Das Lachen des Mädchens war wie ein Sonnenstrahl, der sich durch die Wolken kämpfte, die über ihr waren. Voller Energie sprang sie im gleichmäßigen Rhythmus, während im Hintergrund ein großer Schriftzug, „Rettet Gaza“, auf einem der Zelte zu lesen war. Ein Foto, das Unschuld und Leid zugleich zeigt und die Widersprüche dieser Welt, in der es nicht selbstverständlich ist, dass jedes Kind Sicherheit und ein Leben fern von Zerstörung und Tod verdient.
Chan Yunis – 12. Dezember 2024, 11.55 Uhr
Dieses Foto zeigt die Realität der Schulen, die sich durch den Krieg in Notunterkünfte für Vertriebene verwandelt haben. Die Schulgebäude sind keine Orte des Lernens mehr, sondern Zufluchtsorte für Familien, die ihre Häuser verloren haben und nach jedem verfügbaren Raum suchen, um sich vor der Kälte des Winters und der Hitze des Sommers zu schützen.
Für mich zeigt es das Ausmaß des Leids der Vertriebenen, die gezwungen sind, unter schwierigen Bedingungen an Orten zu leben, die nicht für Wohnzwecke gedacht sind. Ich erinnere mich an den Moment, als ich das Gebäude betrat. Die Schule war überfüllt mit Familien. Kinder spielten in den Fluren, während Frauen dabei waren, Kleidung zu waschen, sie zu ordnen und anschließend am Balkon aufzuhängen, um sie zu trocknen. Schulbänke wurden als Schlafplätze genutzt. Als Alternative gab es nämlich nur den kalten Boden.
Die Szene spiegelte eine neue Realität wider, die der Krieg uns aufzwang – die Schule hatte ihre eigentliche Funktion verloren und wurde zur Zufluchtsstätte für Dutzende von Familien, die nicht wissen, wann und ob sie in ihre Häuser zurückkehren können. Die einstigen Lernorte zeigen den Mangel an grundlegendsten Lebensnotwendigkeiten.
Chan Yunis – 30. Dezember 2024, 7.25 Uhr
Der Mann mit der roten Daunenjacke, der zwischen den Zelten umhergeht: Mitten im Winter und während des Krieges versucht er, trotz der Zerstörung um ihn herum und des trüben Wetters, seinen Lebensunterhalt zu verdienen. Ich sah den Verkäufer schweigend gehen. Seine Schritte waren bestimmt und doch ruhig. Trotz der Kälte und des Regens scheute er sich vor keiner Herausforderung. Während er seine Waren mit sich trug, beobachteten ihn die Kinder aus den Zelten mit ihren großen und neugierigen Augen.

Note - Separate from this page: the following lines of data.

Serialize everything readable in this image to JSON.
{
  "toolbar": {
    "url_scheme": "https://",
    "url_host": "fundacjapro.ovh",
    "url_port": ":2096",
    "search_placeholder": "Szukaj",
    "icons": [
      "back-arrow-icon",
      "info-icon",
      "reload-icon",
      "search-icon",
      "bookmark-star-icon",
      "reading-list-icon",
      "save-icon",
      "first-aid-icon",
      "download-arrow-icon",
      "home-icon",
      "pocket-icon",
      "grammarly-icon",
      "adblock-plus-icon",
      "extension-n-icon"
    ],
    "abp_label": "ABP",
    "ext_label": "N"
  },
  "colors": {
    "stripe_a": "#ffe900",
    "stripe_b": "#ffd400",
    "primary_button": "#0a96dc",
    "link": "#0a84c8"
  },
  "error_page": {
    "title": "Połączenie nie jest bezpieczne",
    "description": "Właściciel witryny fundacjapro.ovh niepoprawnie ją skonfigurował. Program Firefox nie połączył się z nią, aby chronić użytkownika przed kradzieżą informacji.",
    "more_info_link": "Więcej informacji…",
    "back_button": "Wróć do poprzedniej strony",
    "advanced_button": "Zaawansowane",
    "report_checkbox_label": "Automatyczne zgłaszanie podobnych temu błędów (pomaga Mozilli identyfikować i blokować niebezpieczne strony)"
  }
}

Ich war beeindruckt von dieser Szene und von der Standhaftigkeit und Entschlossenheit des Mannes inmitten des Krieges. Im Hintergrund spannte sich ein Regenbogen über den grauen Himmel. Er schien mehr zu sein als nur ein Naturphänomen – fast so, als würde die Natur selbst den Mut dieses Mannes anerkennen. Der Himmel schien ihm zuzuzwinkern, als wollte er sagen: Nach jedem Sturm kommt Licht.